The Federal Court of Appeal rendered a decision on December 12, 2008 which will be of particular interest for ship suppliers, ship chandlers and repairers as well as banks issuing ship mortgages. The three appellants, suppliers of bunkers, were successfully represented by Peter G. Pamel and Jean-Marie Fontaine of our Montreal office.
In a two to one decision, the Federal Court of Appeal enforced a maritime lien in favour of three suppliers of bunker fuel to the vessel LANNER. None of the suppliers were incorporated or based in the US. The bunker fuel was supplied in Canada, Spain, Trinidad and Singapore. The vessel was registered in Liberia and the registered owners were also based in that country. The vessel’s base of operation and the vessel manager’s country of residence was Greece. However, each of the supply contracts contained a choice of law clause incorporating the law of the United States. The ship was arrested in Canada by the respondent banks, which held valid registered ship mortgages against the vessel, and it was sold in a judicial sale. The litigation arose out of the competing claims of the suppliers and the banks for the proceeds of that sale.
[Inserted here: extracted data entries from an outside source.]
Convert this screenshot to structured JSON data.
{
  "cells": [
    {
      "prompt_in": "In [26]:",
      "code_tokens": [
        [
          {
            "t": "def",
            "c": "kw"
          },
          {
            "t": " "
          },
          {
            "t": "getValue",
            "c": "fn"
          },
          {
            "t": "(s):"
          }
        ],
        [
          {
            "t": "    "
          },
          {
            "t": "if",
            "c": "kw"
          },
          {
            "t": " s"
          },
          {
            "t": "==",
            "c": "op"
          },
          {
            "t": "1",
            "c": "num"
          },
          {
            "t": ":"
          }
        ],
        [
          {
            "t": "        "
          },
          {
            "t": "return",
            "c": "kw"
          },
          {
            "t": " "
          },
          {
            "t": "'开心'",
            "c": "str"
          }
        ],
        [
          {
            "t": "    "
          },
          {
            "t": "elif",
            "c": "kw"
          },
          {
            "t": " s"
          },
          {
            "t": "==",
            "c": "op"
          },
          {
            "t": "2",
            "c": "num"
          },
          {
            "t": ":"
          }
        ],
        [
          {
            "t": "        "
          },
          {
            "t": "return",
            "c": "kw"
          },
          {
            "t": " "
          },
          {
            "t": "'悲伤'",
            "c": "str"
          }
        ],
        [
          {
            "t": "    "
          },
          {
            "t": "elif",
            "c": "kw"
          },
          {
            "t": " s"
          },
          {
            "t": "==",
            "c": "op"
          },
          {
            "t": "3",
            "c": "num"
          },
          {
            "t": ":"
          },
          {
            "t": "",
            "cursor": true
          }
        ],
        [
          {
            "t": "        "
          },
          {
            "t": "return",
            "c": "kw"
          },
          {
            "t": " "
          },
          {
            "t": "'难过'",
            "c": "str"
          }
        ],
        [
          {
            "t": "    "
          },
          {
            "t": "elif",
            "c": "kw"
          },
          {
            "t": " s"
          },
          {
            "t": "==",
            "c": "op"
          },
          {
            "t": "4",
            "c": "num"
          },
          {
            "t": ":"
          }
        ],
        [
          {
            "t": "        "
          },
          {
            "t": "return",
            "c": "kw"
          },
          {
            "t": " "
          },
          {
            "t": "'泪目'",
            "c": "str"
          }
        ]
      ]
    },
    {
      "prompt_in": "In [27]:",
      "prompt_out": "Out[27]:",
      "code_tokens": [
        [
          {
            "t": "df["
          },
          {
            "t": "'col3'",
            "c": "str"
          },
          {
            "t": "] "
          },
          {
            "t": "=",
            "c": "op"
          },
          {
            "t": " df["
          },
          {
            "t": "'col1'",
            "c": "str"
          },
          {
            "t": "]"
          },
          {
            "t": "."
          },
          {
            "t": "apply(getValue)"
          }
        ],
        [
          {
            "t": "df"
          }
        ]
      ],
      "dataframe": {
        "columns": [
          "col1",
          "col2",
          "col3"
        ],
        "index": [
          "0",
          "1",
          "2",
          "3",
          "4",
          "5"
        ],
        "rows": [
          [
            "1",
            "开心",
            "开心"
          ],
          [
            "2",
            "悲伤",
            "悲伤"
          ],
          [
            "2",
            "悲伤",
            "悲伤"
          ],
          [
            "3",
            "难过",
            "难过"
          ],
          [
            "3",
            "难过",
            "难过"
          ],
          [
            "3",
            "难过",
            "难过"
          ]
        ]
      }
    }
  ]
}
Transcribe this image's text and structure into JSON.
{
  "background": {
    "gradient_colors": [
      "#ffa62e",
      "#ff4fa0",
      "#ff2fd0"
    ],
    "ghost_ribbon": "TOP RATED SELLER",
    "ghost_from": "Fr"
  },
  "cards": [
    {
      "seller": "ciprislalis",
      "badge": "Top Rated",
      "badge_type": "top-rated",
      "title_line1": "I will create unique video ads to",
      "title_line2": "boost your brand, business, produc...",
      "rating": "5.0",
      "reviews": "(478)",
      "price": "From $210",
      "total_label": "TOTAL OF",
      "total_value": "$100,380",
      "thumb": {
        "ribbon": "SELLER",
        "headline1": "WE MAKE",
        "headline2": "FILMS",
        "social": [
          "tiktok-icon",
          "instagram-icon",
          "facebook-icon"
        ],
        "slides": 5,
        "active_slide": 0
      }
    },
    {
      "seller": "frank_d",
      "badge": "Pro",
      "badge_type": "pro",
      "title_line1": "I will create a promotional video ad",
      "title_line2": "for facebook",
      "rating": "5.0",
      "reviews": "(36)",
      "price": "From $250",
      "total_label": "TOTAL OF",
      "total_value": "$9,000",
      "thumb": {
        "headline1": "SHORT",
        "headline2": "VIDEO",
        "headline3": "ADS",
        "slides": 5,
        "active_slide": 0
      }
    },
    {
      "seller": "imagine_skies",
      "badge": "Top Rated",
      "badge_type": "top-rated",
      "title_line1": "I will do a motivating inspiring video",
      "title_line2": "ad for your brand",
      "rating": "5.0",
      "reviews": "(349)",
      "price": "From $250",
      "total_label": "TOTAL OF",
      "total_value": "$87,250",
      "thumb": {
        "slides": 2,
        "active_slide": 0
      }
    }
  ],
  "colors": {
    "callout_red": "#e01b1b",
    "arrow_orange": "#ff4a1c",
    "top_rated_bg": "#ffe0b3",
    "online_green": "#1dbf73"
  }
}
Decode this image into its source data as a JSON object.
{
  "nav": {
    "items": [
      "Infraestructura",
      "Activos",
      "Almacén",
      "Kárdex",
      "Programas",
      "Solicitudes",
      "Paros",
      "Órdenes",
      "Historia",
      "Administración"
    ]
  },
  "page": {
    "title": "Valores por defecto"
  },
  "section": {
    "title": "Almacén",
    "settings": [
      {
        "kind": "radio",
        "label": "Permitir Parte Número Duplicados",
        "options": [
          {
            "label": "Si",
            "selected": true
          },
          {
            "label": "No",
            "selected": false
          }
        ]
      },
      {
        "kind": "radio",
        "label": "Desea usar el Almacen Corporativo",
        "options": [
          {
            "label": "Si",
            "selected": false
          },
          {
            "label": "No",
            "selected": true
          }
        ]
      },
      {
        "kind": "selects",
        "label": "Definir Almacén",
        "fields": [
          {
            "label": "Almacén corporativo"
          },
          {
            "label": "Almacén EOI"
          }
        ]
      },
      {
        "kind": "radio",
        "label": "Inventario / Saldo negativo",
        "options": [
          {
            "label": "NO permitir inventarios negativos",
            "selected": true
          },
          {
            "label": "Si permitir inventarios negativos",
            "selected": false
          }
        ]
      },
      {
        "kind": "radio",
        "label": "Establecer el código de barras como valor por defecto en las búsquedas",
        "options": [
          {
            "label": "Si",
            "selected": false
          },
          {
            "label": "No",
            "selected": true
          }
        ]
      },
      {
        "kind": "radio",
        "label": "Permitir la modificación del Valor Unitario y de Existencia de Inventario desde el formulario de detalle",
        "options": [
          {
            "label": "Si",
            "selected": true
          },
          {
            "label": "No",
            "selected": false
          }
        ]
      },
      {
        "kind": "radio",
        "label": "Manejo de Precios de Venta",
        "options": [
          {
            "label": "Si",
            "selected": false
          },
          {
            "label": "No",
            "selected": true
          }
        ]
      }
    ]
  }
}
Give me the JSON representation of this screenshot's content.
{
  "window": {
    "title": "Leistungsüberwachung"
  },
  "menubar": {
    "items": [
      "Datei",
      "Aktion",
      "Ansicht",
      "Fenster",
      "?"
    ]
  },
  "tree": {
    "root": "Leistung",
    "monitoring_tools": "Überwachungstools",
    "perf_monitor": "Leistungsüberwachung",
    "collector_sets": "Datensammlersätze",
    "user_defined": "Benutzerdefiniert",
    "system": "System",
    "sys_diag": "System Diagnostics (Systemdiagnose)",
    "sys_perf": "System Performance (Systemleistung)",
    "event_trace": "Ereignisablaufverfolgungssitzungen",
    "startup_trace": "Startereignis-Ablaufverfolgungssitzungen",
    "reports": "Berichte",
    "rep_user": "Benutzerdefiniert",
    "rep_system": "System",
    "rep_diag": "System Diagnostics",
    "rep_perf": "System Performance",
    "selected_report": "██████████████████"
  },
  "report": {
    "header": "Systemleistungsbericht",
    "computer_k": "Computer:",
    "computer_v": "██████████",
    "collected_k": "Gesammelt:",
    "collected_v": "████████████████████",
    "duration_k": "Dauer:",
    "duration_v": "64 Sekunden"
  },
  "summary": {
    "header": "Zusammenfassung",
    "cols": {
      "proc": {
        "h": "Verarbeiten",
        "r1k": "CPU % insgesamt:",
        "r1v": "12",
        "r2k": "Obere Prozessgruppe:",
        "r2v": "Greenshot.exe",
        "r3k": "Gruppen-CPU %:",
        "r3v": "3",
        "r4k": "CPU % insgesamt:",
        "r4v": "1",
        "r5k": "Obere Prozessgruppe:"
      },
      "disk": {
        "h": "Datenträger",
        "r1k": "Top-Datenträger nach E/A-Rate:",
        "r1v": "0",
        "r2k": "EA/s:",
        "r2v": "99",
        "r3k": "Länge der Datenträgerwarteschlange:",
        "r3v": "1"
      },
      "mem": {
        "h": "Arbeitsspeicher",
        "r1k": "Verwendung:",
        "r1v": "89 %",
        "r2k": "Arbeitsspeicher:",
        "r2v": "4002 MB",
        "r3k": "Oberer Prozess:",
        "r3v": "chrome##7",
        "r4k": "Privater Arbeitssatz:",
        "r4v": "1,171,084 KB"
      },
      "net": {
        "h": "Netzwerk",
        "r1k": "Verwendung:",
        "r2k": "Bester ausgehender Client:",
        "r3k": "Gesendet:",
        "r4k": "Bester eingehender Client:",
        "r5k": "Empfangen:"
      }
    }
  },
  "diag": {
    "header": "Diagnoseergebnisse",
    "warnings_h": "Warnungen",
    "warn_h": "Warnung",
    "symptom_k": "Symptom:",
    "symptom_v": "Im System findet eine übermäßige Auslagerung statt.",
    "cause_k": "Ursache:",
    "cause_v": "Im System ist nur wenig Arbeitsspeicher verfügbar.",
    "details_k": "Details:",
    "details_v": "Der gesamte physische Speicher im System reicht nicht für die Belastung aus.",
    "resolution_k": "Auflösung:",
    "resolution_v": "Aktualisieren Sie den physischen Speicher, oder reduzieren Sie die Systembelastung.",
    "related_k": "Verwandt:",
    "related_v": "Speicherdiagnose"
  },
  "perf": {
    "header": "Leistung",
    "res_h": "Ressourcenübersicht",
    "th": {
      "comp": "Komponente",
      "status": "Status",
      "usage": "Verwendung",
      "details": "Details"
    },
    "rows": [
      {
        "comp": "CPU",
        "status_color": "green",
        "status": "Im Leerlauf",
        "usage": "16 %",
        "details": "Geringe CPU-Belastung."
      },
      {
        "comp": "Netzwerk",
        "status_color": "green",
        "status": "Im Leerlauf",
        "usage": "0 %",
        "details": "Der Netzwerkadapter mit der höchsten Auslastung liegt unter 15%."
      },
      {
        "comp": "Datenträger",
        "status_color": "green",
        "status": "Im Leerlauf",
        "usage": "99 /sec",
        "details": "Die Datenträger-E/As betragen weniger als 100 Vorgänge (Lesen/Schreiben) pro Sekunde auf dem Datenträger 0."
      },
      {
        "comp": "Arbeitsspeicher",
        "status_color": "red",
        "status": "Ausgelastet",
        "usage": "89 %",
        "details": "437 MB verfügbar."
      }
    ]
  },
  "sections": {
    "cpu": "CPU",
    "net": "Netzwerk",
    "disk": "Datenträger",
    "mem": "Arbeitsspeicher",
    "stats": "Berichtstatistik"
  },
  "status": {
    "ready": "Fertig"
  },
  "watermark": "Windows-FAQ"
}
The Federal Court of Appeal reiterated that Canadian courts will recognize valid foreign maritime liens even if Canadian maritime law would not have granted that party a lien in the same circumstances. It also reiterated that a foreign maritime lien will receive the same ranking as a Canadian maritime lien (ahead of a registered ship mortgage). What was novel in this case is that the Court held that unless there is a compelling reason not to do so, a valid choice of law clause in a supply contract which incorporates the law of the United States (suppliers in the US enjoy a maritime lien) is sufficient to give the supplier the benefit of a maritime lien under US law which will be recognized in Canada. In other words, even if the supplier is non-American, the ship is not flagged in the US and the supplies were not furnished in the US, save for exceptional circumstances, the choice of law clause incorporating US law will be sufficient to give the supplier the benefit of a maritime lien which will outrank a ship mortgage under Canadian priorities ranking. The Federal Court of Appeal did leave open the possibility that there may be circumstances where, despite the choice of law clause, the supply of the bunkers has such a strong connection to another specific jurisdiction that the general rule will be displaced. In dissent, Justice Pelletier felt that the law in the US was not settled. He concluded that some circuits in the US will give a foreign supplier the benefit of a maritime lien on the basis of a choice of law clause while others would not.
This case is of particular importance to the ship chandlery industry, as most Commonwealth countries do not grant a maritime lien to a supplier of necessaries. By incorporating a carefully worded choice of law clause in its supply contract, the supplier can overcome that disadvantage and enjoy the security that American ship suppliers have enjoyed for decades.
As this was not a unanimous decision and as this is a novel point of law, the respondent bank may seek leave to appeal this decision to the Supreme Court. We shall keep our readers updated on any developments in this case.